Russian mercenary boss passed money laundering checks by using a bill in his mother’s name, report says” —

  • “The head of the Wagner mercenary group, implicated in war crimes in Ukraine, was able to pass UK money laundering laws by using a gas bill in his 81-year-old mother’s name, according to the Financial Times.”
  • “Yevgeny Prigozhin presented the document in response to a 2021 request by a London law firm for his identity documents, before accepting him as a client, the FT reported, citing leaked emails.”
  • “The request was made before Russia’s invasion of Ukraine. But at the time Prigozhin was under UK, EU and US sanctions for funding mercenaries connected to human rights abuses elsewhere in the world, as well as attempts to interfere with the 2018 US elections.”
  • “Prigozhin’s Russian lawyers sent Discreet Law a copy of his passport and a gas bill in his mother’s name, which had an address in the Russian city of St Petersburg, the FT reported.”

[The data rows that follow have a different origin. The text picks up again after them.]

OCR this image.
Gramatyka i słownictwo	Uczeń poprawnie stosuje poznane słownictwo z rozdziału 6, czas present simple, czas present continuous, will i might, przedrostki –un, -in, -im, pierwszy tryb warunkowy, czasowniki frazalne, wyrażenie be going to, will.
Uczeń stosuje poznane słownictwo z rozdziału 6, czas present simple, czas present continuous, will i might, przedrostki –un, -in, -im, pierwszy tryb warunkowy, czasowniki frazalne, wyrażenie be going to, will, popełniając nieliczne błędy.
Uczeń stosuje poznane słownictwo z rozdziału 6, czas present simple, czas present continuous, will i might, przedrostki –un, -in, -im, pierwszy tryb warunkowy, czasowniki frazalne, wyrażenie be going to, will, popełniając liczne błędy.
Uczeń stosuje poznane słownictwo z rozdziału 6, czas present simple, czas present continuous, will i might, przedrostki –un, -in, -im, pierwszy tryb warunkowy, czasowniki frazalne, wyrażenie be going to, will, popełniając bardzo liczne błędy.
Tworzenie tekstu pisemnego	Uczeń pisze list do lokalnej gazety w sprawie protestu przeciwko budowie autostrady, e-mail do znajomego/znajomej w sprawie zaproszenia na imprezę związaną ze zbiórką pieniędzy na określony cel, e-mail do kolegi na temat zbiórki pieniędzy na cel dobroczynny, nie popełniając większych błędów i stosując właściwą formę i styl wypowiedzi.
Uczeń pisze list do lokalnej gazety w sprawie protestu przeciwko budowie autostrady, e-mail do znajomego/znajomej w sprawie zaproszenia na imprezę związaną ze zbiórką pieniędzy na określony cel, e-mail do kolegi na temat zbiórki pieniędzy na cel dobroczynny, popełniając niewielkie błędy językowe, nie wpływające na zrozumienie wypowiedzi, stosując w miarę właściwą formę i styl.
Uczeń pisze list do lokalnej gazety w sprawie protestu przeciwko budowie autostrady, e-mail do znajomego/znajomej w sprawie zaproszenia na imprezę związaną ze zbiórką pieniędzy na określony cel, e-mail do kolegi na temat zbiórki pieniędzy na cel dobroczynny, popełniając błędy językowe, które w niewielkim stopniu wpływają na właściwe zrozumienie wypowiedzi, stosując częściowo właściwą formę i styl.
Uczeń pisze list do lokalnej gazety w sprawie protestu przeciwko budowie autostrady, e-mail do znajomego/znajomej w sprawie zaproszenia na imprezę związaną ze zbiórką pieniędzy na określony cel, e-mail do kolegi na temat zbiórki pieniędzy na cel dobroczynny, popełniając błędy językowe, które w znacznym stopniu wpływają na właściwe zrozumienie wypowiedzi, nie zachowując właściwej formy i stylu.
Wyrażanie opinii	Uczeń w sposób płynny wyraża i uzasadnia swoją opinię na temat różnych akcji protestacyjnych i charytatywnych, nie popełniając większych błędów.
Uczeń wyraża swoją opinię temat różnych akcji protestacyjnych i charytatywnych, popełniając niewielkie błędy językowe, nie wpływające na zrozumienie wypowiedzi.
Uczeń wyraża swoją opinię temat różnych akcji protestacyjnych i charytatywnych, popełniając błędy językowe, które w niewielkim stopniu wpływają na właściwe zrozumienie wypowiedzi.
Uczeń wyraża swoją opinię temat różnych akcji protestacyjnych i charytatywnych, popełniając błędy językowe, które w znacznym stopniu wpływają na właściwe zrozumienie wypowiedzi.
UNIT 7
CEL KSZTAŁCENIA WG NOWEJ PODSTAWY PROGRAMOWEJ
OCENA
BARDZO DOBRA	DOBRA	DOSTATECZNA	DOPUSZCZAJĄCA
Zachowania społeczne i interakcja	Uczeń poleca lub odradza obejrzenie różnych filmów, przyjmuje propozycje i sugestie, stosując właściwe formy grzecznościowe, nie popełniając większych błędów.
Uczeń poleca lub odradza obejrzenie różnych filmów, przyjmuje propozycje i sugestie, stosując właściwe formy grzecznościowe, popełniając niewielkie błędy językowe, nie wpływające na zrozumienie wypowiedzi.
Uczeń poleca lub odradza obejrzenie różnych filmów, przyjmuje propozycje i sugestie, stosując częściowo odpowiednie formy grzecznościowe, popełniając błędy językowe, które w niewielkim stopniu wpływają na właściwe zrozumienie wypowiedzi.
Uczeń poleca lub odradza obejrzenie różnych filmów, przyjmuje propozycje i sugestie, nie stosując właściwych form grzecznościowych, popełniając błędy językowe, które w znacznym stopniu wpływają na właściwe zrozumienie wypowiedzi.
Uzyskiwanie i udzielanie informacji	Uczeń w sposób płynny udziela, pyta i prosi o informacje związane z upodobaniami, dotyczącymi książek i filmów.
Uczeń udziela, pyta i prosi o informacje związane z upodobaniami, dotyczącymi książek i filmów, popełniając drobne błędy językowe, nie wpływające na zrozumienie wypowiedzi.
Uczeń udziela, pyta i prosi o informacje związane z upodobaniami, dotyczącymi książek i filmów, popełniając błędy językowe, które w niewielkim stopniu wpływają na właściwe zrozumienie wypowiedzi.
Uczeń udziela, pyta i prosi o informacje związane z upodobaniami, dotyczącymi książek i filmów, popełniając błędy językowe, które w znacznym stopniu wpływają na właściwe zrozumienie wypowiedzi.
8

  • “His lawyers wrote that ‘the bill is issued in the name of the claimant’s mother (Violetta Prigozhina) who actually lives at the client’s residential address and pays the bills.'”
  • “A lawyer at Discreet Law replied by saying: ‘We are satisfied with the [anti-money laundering] documents,’ according to the FT. The firm was given permission to represent him in 2021 by the UK Treasury, the FT reported.”
  • “Prigozhin had hired the firm to sue Eliot Higgins, founder of investigative news outlet Bellingcat, for libel after Bellingcat reported on the group’s activities and Prigozhin’s connections to the Kremlin.”
  • “The case was later struck out, and Discreet Law applied to stop representing Prigozhin in March 2022.”